Our expectation of total online privacy is unrealistic and dangerous. Cultura/Twinpix/Getty

Want to keep Facebook, Twitter and Google from selling your information to advertisers and handing it over to the good folks in Langley? Take a hammer and bring it down hard on the screen of your smartphone. Then do the same to your tablet, laptop and office desktop.

Now exhale. You're safe.

The word privacy is not in the Constitution, though several amendments and Supreme Court decisions mandate the government to stay out of your personal business unless it has unimpeachable reasons for intrusion. But as the Edward Snowden leaks demonstrated, the feds do covertly collect data about us, often with the complicity of high-tech and telecom corporations.

So what? Why is privacy good? Why is it so important to keep people from knowing what we are doing? We may want to hide certain activities, but do we actually need to? I can't think of a single defensible reason for placing privacy above other values, like honesty and civility.
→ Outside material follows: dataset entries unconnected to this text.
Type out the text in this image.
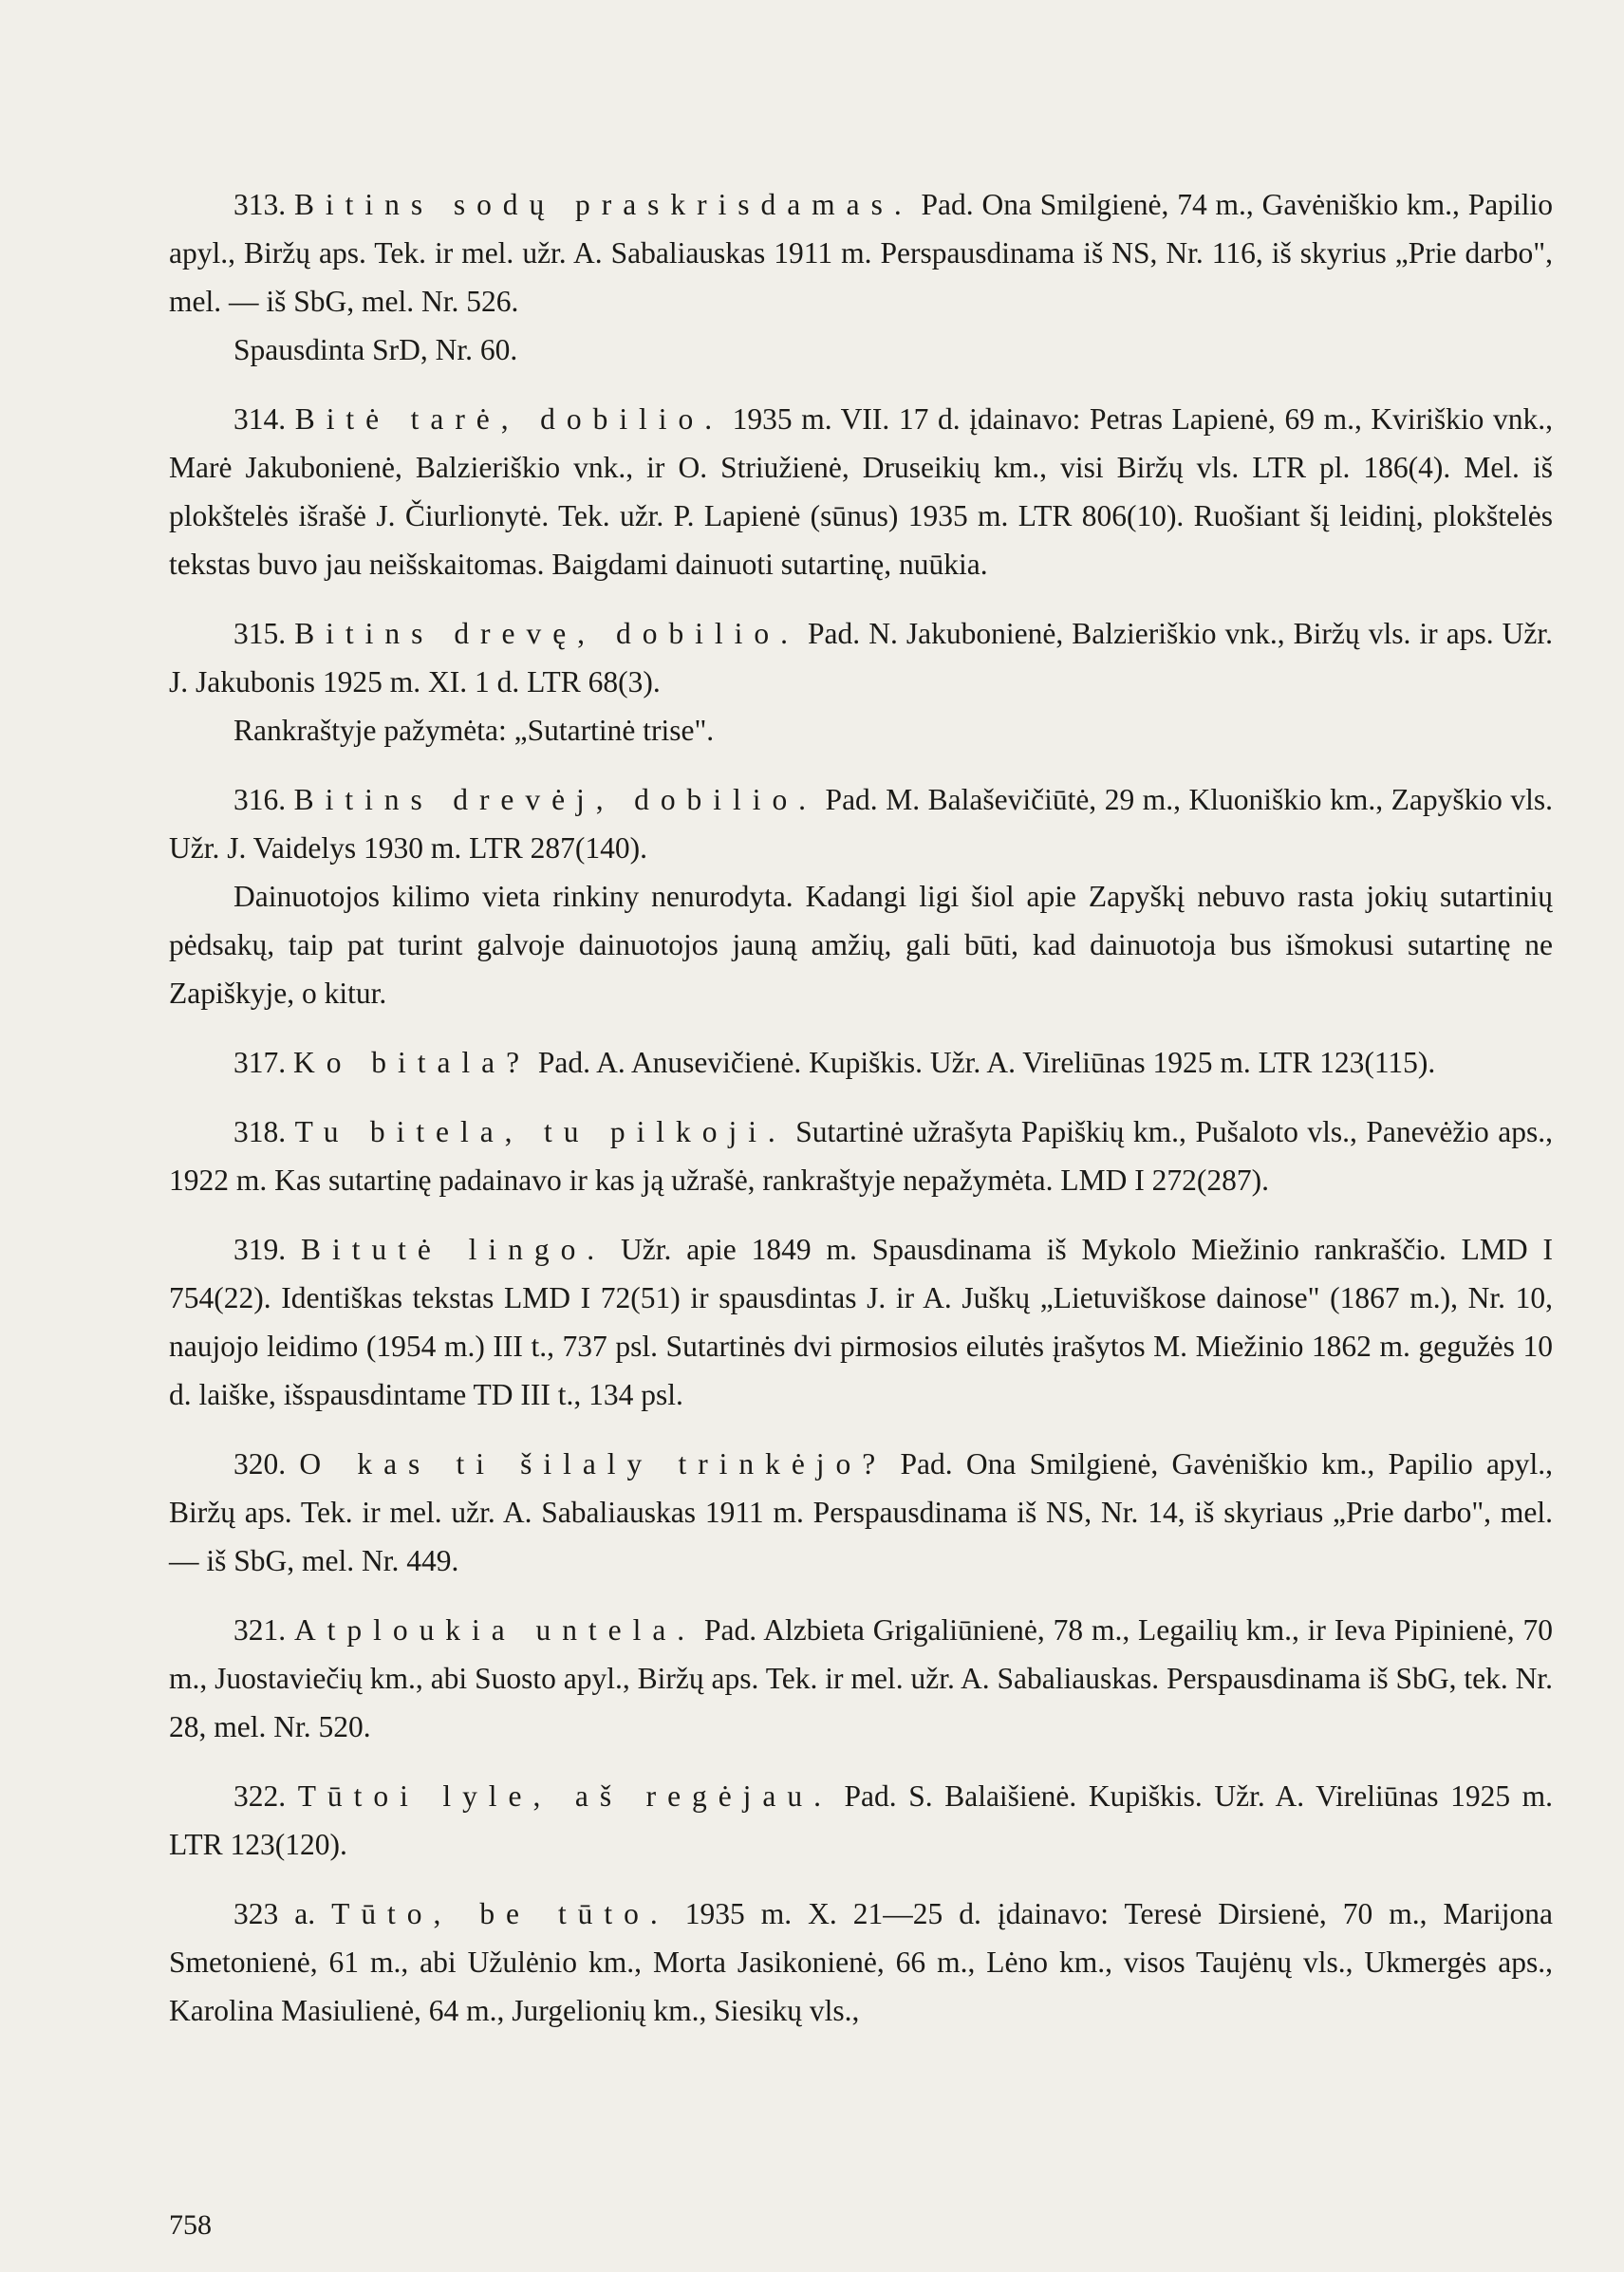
313. Bitins sodų praskrisdamas. Pad. Ona Smilgienė, 74 m., Gavėniškio km., Papilio apyl., Biržų aps. Tek. ir mel. užr. A. Sabaliauskas 1911 m. Perspausdinama iš NS, Nr. 116, iš skyrius „Prie darbo", mel. — iš SbG, mel. Nr. 526.

Spausdinta SrD, Nr. 60.

314. Bitė tarė, dobilio. 1935 m. VII. 17 d. įdainavo: Petras Lapienė, 69 m., Kviriškio vnk., Marė Jakubonienė, Balzieriškio vnk., ir O. Striužienė, Druseikių km., visi Biržų vls. LTR pl. 186(4). Mel. iš plokštelės išrašė J. Čiurlionytė. Tek. užr. P. Lapienė (sūnus) 1935 m. LTR 806(10). Ruošiant šį leidinį, plokštelės tekstas buvo jau neišskaitomas. Baigdami dainuoti sutartinę, nuūkia.

315. Bitins drevę, dobilio. Pad. N. Jakubonienė, Balzieriškio vnk., Biržų vls. ir aps. Užr. J. Jakubonis 1925 m. XI. 1 d. LTR 68(3).

Rankraštyje pažymėta: „Sutartinė trise".

316. Bitins drevėj, dobilio. Pad. M. Balaševičiūtė, 29 m., Kluoniškio km., Zapyškio vls. Užr. J. Vaidelys 1930 m. LTR 287(140).

Dainuotojos kilimo vieta rinkiny nenurodyta. Kadangi ligi šiol apie Zapyškį nebuvo rasta jokių sutartinių pėdsakų, taip pat turint galvoje dainuotojos jauną amžių, gali būti, kad dainuotoja bus išmokusi sutartinę ne Zapiškyje, o kitur.

317. Ko bitala? Pad. A. Anusevičienė. Kupiškis. Užr. A. Vireliūnas 1925 m. LTR 123(115).

318. Tu bitela, tu pilkoji. Sutartinė užrašyta Papiškių km., Pušaloto vls., Panevėžio aps., 1922 m. Kas sutartinę padainavo ir kas ją užrašė, rankraštyje nepažymėta. LMD I 272(287).

319. Bitutė lingo. Užr. apie 1849 m. Spausdinama iš Mykolo Miežinio rankraščio. LMD I 754(22). Identiškas tekstas LMD I 72(51) ir spausdintas J. ir A. Juškų „Lietuviškose dainose" (1867 m.), Nr. 10, naujojo leidimo (1954 m.) III t., 737 psl. Sutartinės dvi pirmosios eilutės įrašytos M. Miežinio 1862 m. gegužės 10 d. laiške, išspausdintame TD III t., 134 psl.

320. O kas ti šilaly trinkėjo? Pad. Ona Smilgienė, Gavėniškio km., Papilio apyl., Biržų aps. Tek. ir mel. užr. A. Sabaliauskas 1911 m. Perspausdinama iš NS, Nr. 14, iš skyriaus „Prie darbo", mel. — iš SbG, mel. Nr. 449.

321. Atploukia untela. Pad. Alzbieta Grigaliūnienė, 78 m., Legailių km., ir Ieva Pipinienė, 70 m., Juostaviečių km., abi Suosto apyl., Biržų aps. Tek. ir mel. užr. A. Sabaliauskas. Perspausdinama iš SbG, tek. Nr. 28, mel. Nr. 520.

322. Tūtoi lyle, aš regėjau. Pad. S. Balaišienė. Kupiškis. Užr. A. Vireliūnas 1925 m. LTR 123(120).

323 a. Tūto, be tūto. 1935 m. X. 21—25 d. įdainavo: Teresė Dirsienė, 70 m., Marijona Smetonienė, 61 m., abi Užulėnio km., Morta Jasikonienė, 66 m., Lėno km., visos Taujėnų vls., Ukmergės aps., Karolina Masiulienė, 64 m., Jurgelionių km., Siesikų vls.,

758
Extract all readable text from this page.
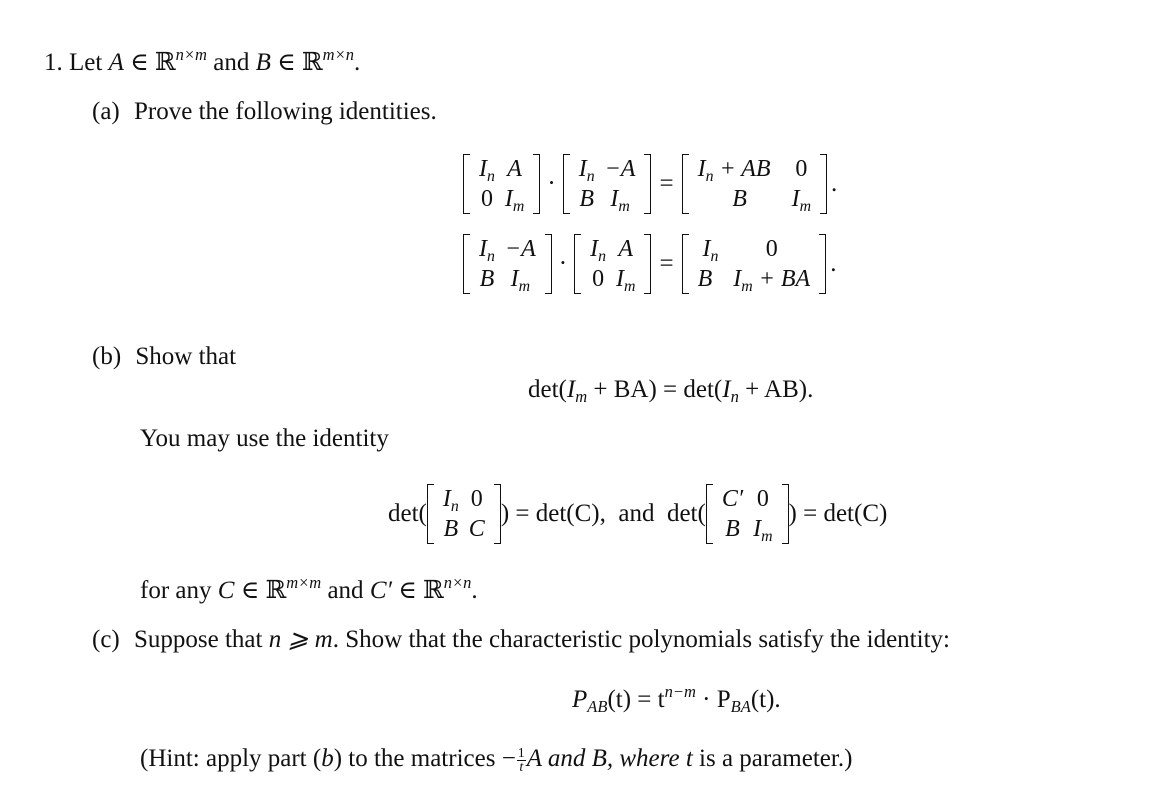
1. Let A ∈ ℝ$^{n\times m}$ and B ∈ ℝ$^{m\times n}$.
(a) Prove the following identities.
$I_n$	A
0	$I_m$
·
$I_n$	−A
B	$I_m$
=
$I_n$ + AB	0
B	$I_m$
.
$I_n$	−A
B	$I_m$
·
$I_n$	A
0	$I_m$
=
$I_n$	0
B	$I_m$ + BA
.
(b) Show that
$\det(I_m + BA) = \det(I_n + AB)$.
You may use the identity
det(
$I_n$	0
B	C
) = det(C),  and  det(
C′	0
B	$I_m$
) = det(C)
for any C ∈ ℝ$^{m\times m}$ and C′ ∈ ℝ$^{n\times n}$.
(c) Suppose that n ⩾ m. Show that the characteristic polynomials satisfy the identity:
$P_{AB}(t) = t^{n-m} \cdot P_{BA}(t)$.
(Hint: apply part (b) to the matrices − $\frac{1}{t}$ A and B, where t is a parameter.)
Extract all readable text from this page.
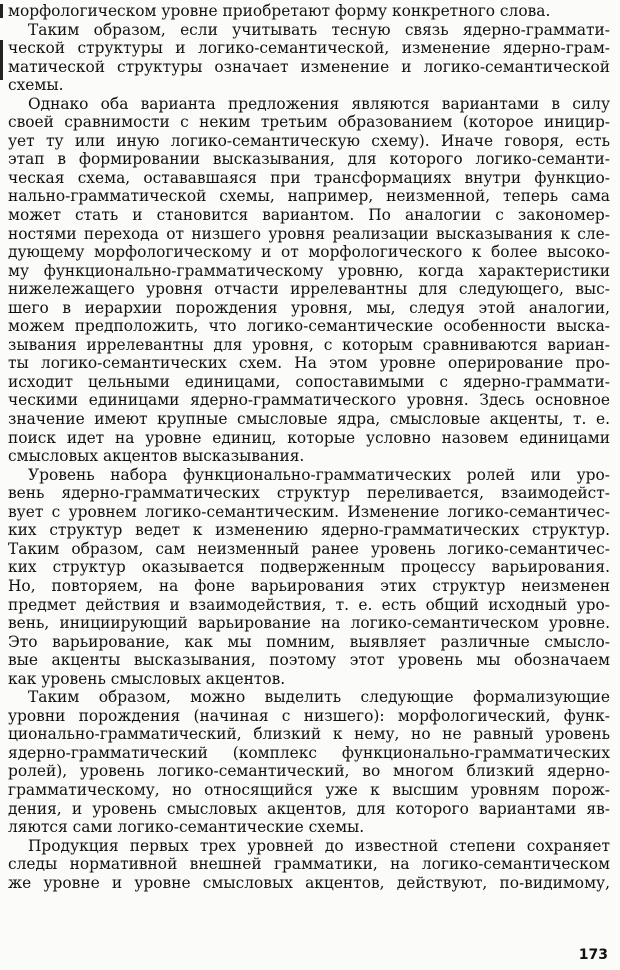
морфологическом уровне приобретают форму конкретного слова.
Таким образом, если учитывать тесную связь ядерно-граммати-
ческой структуры и логико-семантической, изменение ядерно-грам-
матической структуры означает изменение и логико-семантической
схемы.
Однако оба варианта предложения являются вариантами в силу
своей сравнимости с неким третьим образованием (которое иницир-
ует ту или иную логико-семантическую схему). Иначе говоря, есть
этап в формировании высказывания, для которого логико-семанти-
ческая схема, остававшаяся при трансформациях внутри функцио-
нально-грамматической схемы, например, неизменной, теперь сама
может стать и становится вариантом. По аналогии с закономер-
ностями перехода от низшего уровня реализации высказывания к сле-
дующему морфологическому и от морфологического к более высоко-
му функционально-грамматическому уровню, когда характеристики
нижележащего уровня отчасти иррелевантны для следующего, выс-
шего в иерархии порождения уровня, мы, следуя этой аналогии,
можем предположить, что логико-семантические особенности выска-
зывания иррелевантны для уровня, с которым сравниваются вариан-
ты логико-семантических схем. На этом уровне оперирование про-
исходит цельными единицами, сопоставимыми с ядерно-граммати-
ческими единицами ядерно-грамматического уровня. Здесь основное
значение имеют крупные смысловые ядра, смысловые акценты, т. е.
поиск идет на уровне единиц, которые условно назовем единицами
смысловых акцентов высказывания.
Уровень набора функционально-грамматических ролей или уро-
вень ядерно-грамматических структур переливается, взаимодейст-
вует с уровнем логико-семантическим. Изменение логико-семантичес-
ких структур ведет к изменению ядерно-грамматических структур.
Таким образом, сам неизменный ранее уровень логико-семантичес-
ких структур оказывается подверженным процессу варьирования.
Но, повторяем, на фоне варьирования этих структур неизменен
предмет действия и взаимодействия, т. е. есть общий исходный уро-
вень, инициирующий варьирование на логико-семантическом уровне.
Это варьирование, как мы помним, выявляет различные смысло-
вые акценты высказывания, поэтому этот уровень мы обозначаем
как уровень смысловых акцентов.
Таким образом, можно выделить следующие формализующие
уровни порождения (начиная с низшего): морфологический, функ-
ционально-грамматический, близкий к нему, но не равный уровень
ядерно-грамматический (комплекс функционально-грамматических
ролей), уровень логико-семантический, во многом близкий ядерно-
грамматическому, но относящийся уже к высшим уровням порож-
дения, и уровень смысловых акцентов, для которого вариантами яв-
ляются сами логико-семантические схемы.
Продукция первых трех уровней до известной степени сохраняет
следы нормативной внешней грамматики, на логико-семантическом
же уровне и уровне смысловых акцентов, действуют, по-видимому,
173
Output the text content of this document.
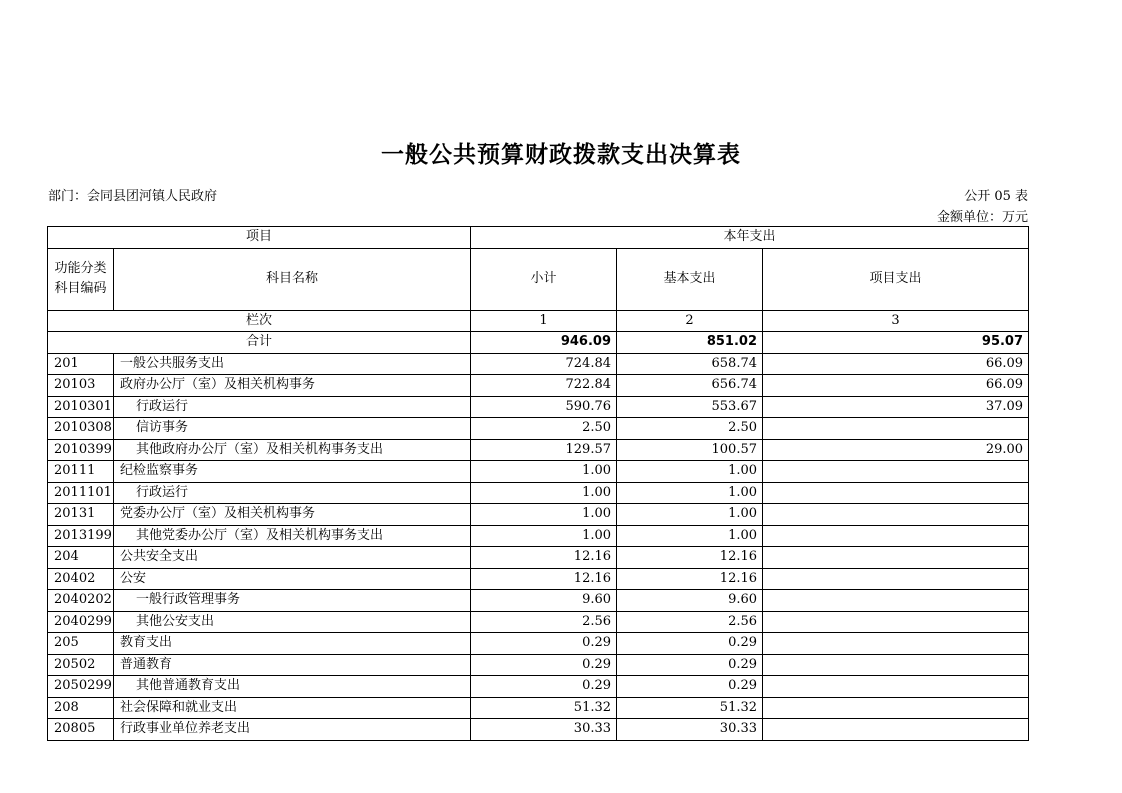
一般公共预算财政拨款支出决算表
部门：会同县团河镇人民政府	公开 05 表
金额单位：万元
项目		本年支出		
功能分类科目编码	科目名称	小计	基本支出	项目支出
栏次		1	2	3
合计		946.09	851.02	95.07
201	一般公共服务支出	724.84	658.74	66.09
20103	政府办公厅（室）及相关机构事务	722.84	656.74	66.09
2010301	行政运行	590.76	553.67	37.09
2010308	信访事务	2.50	2.50	
2010399	其他政府办公厅（室）及相关机构事务支出	129.57	100.57	29.00
20111	纪检监察事务	1.00	1.00	
2011101	行政运行	1.00	1.00	
20131	党委办公厅（室）及相关机构事务	1.00	1.00	
2013199	其他党委办公厅（室）及相关机构事务支出	1.00	1.00	
204	公共安全支出	12.16	12.16	
20402	公安	12.16	12.16	
2040202	一般行政管理事务	9.60	9.60	
2040299	其他公安支出	2.56	2.56	
205	教育支出	0.29	0.29	
20502	普通教育	0.29	0.29	
2050299	其他普通教育支出	0.29	0.29	
208	社会保障和就业支出	51.32	51.32	
20805	行政事业单位养老支出	30.33	30.33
True, a complete lack of privacy would be harmful. This I say with confidence, having been raised in the Soviet Union, a Panopticon society in which anyone could reasonably expect, at any time, that he/she was being watched. But is the opposite any better?

As the influential jurist Richard A. Posner argued in the wake of the Boston Marathon bombing, privacy is "really just a euphemism for concealment." Most of us conceal actions that, while neither immoral nor illegal, we are unwilling to own up to. I want neither the National Security Agency nor the person in the next cubicle to know that I just watched Taylor Swift's "Shake It Off" video for the 17th time in a row. Were, however, my privacy to be compromised, no serious harm would ensue.

Sometimes, such violations are necessary, because digital privacy is being used to hide the illegal behavior of terrorists, pedophiles or drug dealers. Invading privacy to maintain the public welfare is the government holding up its end of the social contract, ensuring that the privacy of a few is not allowed to compromise the life and liberty of many.

Privacy's handmaiden, anonymity, can be used for relatively harmless activities: visiting Pornhub, for example, or posting a nasty comment to a news story about Scott Walker without having to reveal that you are head of the Palookaville GOP. But some kinds of anonymity are harmful. Let's say a female academic is harassed by Twitter trolls who threaten to rape and kill her (remember Gamergate?): Twitter may have no legal obligation to reveal the trolls' identities, but doesn't it have a moral one?

Sometimes the balance between privacy and openness is going to lurch too far in some direction. However, it seems impossible to have an open society in which everyone is always wearing masks, in which our actions carry no consequences.

There is, finally, the issue of implied consent. When you get into a car, you're aware that a police officer with a radar gun might clock you going above the speed limit. Similarly, any user of Google has to expect that his/her information will be used for commercial gain. After all, Facebook's $200 billion valuation isn't a tribute to its egalitarian spirit. You enter a contract and pay your end.

None of this is to say that the expectation of privacy is misguided. But when privacy and anonymity are used to evade responsibility, the Internet curdles from a libertarian dream into an anarchic nightmare. Some privacy is crucial. Total privacy is a dangerous delusion.